Netzeitung: In der linken Öffentlichkeit wurden damals Mao und teilweise sogar Pol Pot und zumindest mittelbar die Sowjetunion und die DDR verklärt dargestellt und geradezu glorifiziert – und dies unter gezielter Vermeidung, wie Sie schon sagten, der Thematisierung der vielen Millionen Mordopfer dieser Idole.
Raddatz: Es kippte dann um, und das war eben der Fehler auch der ganzen 68er–Geschichte, da wurde dann, wie ich es gern sage, in Schnellkochkursen Antifaschismus beigebracht und auch ein bisschen Marxismus. Ich weiß noch, wie Rudi Dutschke, der ja in Wahrheit am Anfang keine Ahnung hatte, sich das alles in den Nächten anlas wie ein Wahnsinniger, um sich schnell alles reinzuziehen, aber das war zum Schluss wie ein umgekippter Papierkorb in seinem Kopf, und genauso war es mit Cohn-Bendit und mit vielen anderen.

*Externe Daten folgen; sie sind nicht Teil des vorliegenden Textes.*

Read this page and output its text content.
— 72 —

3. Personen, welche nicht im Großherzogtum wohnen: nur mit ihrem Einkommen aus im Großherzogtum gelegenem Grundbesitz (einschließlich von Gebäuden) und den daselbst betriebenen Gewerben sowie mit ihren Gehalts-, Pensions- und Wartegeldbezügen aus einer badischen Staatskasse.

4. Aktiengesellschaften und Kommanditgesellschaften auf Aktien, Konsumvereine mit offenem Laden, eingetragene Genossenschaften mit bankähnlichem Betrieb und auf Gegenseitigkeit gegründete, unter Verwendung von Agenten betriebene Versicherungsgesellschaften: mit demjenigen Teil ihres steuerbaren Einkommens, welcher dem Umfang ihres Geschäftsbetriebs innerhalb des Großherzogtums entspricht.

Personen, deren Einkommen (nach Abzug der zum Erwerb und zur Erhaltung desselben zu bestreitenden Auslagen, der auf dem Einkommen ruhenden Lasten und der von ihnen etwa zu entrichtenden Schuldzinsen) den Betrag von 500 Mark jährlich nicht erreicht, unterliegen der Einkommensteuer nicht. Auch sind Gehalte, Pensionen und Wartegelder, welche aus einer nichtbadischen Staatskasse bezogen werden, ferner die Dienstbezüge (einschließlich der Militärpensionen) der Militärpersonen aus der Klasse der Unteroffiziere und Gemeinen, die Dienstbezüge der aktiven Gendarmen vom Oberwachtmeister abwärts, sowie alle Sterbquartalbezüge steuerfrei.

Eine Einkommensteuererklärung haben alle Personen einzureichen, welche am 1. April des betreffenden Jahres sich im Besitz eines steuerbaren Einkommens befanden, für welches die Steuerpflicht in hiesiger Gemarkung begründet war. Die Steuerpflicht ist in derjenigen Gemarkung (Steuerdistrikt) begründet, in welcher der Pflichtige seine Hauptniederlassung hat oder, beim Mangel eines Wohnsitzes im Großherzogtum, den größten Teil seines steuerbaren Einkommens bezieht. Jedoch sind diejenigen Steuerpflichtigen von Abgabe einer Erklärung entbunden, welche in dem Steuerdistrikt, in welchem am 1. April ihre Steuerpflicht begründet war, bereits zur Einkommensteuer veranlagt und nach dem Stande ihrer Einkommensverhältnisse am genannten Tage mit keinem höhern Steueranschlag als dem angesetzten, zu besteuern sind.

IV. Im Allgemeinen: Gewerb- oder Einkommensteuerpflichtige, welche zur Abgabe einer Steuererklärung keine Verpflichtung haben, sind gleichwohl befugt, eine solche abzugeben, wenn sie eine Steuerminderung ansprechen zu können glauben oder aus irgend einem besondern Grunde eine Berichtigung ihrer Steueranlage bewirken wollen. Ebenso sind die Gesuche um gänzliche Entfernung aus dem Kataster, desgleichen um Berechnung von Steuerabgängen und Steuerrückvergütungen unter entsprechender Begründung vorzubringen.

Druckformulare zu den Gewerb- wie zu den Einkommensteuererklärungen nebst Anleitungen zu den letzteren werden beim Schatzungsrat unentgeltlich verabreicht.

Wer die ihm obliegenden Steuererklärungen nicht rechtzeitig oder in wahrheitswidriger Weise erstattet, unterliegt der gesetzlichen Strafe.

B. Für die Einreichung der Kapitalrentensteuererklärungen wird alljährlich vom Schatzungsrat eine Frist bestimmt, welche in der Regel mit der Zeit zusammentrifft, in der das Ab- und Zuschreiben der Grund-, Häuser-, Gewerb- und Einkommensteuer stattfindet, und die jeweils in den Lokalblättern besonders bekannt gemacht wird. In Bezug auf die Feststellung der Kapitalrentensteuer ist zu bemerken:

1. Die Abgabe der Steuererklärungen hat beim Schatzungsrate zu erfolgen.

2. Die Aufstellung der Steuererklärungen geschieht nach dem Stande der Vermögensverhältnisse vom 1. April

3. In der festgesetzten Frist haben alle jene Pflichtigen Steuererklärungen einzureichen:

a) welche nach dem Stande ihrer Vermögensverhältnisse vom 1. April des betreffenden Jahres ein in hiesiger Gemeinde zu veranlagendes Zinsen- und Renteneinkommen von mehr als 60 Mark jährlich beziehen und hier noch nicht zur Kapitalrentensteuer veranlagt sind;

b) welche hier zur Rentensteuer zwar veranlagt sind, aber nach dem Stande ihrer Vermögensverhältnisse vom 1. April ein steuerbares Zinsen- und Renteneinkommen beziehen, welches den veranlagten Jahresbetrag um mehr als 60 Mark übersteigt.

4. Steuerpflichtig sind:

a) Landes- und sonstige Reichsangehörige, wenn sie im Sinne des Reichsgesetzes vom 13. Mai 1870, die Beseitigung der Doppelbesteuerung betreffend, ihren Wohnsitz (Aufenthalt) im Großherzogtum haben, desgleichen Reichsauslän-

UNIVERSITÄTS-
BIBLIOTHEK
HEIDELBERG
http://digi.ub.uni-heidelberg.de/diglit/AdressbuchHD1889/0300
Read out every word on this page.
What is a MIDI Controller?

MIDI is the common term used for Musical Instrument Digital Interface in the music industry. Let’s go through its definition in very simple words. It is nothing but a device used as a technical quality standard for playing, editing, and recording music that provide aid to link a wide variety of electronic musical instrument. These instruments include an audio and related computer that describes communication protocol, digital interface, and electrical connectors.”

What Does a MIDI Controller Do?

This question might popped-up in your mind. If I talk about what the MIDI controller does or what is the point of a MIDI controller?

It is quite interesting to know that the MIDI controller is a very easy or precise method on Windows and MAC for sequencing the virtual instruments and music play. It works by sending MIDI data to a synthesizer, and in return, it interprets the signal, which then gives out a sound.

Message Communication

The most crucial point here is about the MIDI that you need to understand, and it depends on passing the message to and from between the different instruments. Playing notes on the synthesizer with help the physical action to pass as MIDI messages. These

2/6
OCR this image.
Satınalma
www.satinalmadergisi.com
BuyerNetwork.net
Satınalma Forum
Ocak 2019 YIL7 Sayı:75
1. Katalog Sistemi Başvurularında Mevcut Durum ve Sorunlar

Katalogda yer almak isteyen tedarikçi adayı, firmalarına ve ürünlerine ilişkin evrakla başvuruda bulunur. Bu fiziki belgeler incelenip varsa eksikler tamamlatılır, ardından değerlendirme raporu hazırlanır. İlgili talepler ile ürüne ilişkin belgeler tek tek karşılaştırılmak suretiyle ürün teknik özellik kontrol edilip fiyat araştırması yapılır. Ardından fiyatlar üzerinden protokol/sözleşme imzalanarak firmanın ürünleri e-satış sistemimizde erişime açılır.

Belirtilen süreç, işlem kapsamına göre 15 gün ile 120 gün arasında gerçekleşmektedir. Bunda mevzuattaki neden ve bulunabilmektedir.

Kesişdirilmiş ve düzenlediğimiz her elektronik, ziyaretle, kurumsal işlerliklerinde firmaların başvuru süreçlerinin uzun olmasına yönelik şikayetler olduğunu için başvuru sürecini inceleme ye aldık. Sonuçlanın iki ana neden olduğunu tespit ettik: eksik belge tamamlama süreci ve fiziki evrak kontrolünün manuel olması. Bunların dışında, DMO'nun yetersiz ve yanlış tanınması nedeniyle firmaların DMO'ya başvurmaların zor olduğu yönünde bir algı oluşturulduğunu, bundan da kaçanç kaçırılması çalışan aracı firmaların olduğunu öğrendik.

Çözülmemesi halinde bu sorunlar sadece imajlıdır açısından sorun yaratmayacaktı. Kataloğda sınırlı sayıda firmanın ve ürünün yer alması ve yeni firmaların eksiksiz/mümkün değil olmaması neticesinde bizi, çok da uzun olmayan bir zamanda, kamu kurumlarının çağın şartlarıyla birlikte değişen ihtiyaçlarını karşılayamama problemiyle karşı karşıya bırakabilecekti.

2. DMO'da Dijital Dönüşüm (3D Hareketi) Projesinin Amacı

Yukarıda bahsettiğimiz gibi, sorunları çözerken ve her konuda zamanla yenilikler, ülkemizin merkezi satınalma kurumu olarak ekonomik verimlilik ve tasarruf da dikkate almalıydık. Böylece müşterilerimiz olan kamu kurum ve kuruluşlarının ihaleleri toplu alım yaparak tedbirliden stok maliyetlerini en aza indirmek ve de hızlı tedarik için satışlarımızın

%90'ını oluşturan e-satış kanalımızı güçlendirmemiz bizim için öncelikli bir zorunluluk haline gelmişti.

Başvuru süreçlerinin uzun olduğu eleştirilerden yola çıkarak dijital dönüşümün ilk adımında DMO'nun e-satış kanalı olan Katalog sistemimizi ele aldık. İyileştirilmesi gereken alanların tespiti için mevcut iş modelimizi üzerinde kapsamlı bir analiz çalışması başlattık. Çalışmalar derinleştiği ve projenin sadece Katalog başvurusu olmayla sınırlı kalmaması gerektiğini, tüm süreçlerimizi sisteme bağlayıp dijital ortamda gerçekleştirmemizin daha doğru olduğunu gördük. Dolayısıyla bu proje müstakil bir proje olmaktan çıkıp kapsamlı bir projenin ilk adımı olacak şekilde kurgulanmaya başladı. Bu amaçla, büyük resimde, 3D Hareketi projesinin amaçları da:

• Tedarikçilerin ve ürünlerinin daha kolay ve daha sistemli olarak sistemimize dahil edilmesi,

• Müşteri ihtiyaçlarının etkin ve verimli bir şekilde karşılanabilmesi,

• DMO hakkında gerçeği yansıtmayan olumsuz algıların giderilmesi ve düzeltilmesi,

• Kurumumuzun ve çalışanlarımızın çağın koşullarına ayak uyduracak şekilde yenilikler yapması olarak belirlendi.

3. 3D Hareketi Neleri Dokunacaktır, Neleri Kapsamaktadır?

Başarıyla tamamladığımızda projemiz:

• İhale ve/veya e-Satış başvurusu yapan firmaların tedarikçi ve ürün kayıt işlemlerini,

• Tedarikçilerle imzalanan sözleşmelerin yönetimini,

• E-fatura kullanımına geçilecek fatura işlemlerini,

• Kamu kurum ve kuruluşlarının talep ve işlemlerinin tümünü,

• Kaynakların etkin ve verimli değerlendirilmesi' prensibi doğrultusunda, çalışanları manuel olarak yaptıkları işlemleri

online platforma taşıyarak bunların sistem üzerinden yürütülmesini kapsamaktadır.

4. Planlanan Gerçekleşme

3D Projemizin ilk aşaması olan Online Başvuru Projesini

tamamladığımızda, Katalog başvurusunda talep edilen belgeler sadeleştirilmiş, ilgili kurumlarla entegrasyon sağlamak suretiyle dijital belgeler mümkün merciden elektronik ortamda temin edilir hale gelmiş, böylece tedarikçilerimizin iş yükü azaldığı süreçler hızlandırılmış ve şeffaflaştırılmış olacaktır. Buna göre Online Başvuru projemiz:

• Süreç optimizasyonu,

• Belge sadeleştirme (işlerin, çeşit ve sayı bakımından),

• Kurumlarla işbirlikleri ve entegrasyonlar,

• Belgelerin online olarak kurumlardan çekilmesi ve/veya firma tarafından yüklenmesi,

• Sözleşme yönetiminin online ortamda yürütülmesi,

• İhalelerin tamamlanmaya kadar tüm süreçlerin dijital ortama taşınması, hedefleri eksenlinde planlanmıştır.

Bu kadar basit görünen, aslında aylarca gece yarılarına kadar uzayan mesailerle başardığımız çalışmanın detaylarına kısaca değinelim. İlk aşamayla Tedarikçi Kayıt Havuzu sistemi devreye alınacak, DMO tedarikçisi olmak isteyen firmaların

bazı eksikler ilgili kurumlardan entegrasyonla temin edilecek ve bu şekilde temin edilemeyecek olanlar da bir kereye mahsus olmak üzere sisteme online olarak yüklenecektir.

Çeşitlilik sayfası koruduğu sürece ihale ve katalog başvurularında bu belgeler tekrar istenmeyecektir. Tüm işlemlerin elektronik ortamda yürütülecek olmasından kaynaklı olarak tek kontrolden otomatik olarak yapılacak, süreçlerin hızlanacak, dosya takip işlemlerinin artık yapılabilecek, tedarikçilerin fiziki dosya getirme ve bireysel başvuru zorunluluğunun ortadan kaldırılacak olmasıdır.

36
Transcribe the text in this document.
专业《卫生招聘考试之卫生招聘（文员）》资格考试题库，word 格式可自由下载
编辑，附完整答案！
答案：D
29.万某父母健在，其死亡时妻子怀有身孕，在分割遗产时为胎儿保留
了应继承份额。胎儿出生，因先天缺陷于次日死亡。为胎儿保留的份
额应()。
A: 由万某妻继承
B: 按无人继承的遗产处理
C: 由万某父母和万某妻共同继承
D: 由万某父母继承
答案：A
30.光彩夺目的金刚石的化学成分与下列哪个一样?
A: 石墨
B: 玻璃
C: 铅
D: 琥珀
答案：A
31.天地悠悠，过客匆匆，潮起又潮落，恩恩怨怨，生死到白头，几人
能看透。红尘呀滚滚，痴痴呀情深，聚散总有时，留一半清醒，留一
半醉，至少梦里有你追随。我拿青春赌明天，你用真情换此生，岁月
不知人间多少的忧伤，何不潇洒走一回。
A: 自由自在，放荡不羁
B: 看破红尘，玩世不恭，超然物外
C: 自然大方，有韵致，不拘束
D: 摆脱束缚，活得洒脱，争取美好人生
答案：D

Netzeitung: Sie sind als Cheflektor bei Rowohlt mit der rororo-aktuell-Reihe im Grunde der 68er-Verleger schlechthin gewesen. Die 68er-Bewegung haben Sie von Ihrem Platz bei Rowohlt ganz aktuell mit erlebt und mit gemacht. Ohne Sie wären viele Bücher möglicherweise nie gedruckt worden, die Stimmen bestimmter Leute hätten vielleicht kein Forum bekommen. Wie haben Sie diese Leute erlebt?
Raddatz: Wie gesagt, in Rudi Dutschkes Kopf ging alles durcheinander, ein bisschen Rosa Luxemburg, ein bisschen Trotzki, ein bisschen Marx...
Netzeitung: Sie hatten damals bereits vor, Ihre Biographie über Karl Marx zu schreiben.
Raddatz: Jedenfalls hatte ich ihn gelesen, ja.
Netzeitung: Sie waren gebildet, das kann man sicher von Cohn-Bendit so nicht sagen.
Raddatz: Nein.
Netzeitung: Auch von Rudi Dutschke würden Sie das nicht sagen.
Raddatz: Nein.
Netzeitung: Wie haben Sie diese Leute erlebt, die plötzlich medienpolitisch in der Studentenbewegung eine ungeheure Rolle spielten, auf der anderen Seite bildungsmäßig in den Kindergarten gingen, aber zugleich geistige Führung reklamierten und fürstliche Tantiemen kassierten?
Raddatz: Ich fand den antibürgerlichen Impuls richtig und habe deshalb mit vollem Bewusstsein und mit großem Applaus und dann auch noch, und das hilft ja immer, gigantischem Erfolg, diese Bücher verlegt. Denn all diese Bücher wurden im Verlag gar nicht so gerne gesehen, denn Rowohlt war ja keine KP-Zelle und auch keine Kommune, sondern ein Herrenclub von lauter konservativen, oft reaktionären Leuten, so jedenfalls war die Geschäftsführung. Nur Ledig-Rowohlt gefiel alles, was ich jetzt sage: die Lust am Skandal, die Lust an der Anti-Bürgerlichkeit.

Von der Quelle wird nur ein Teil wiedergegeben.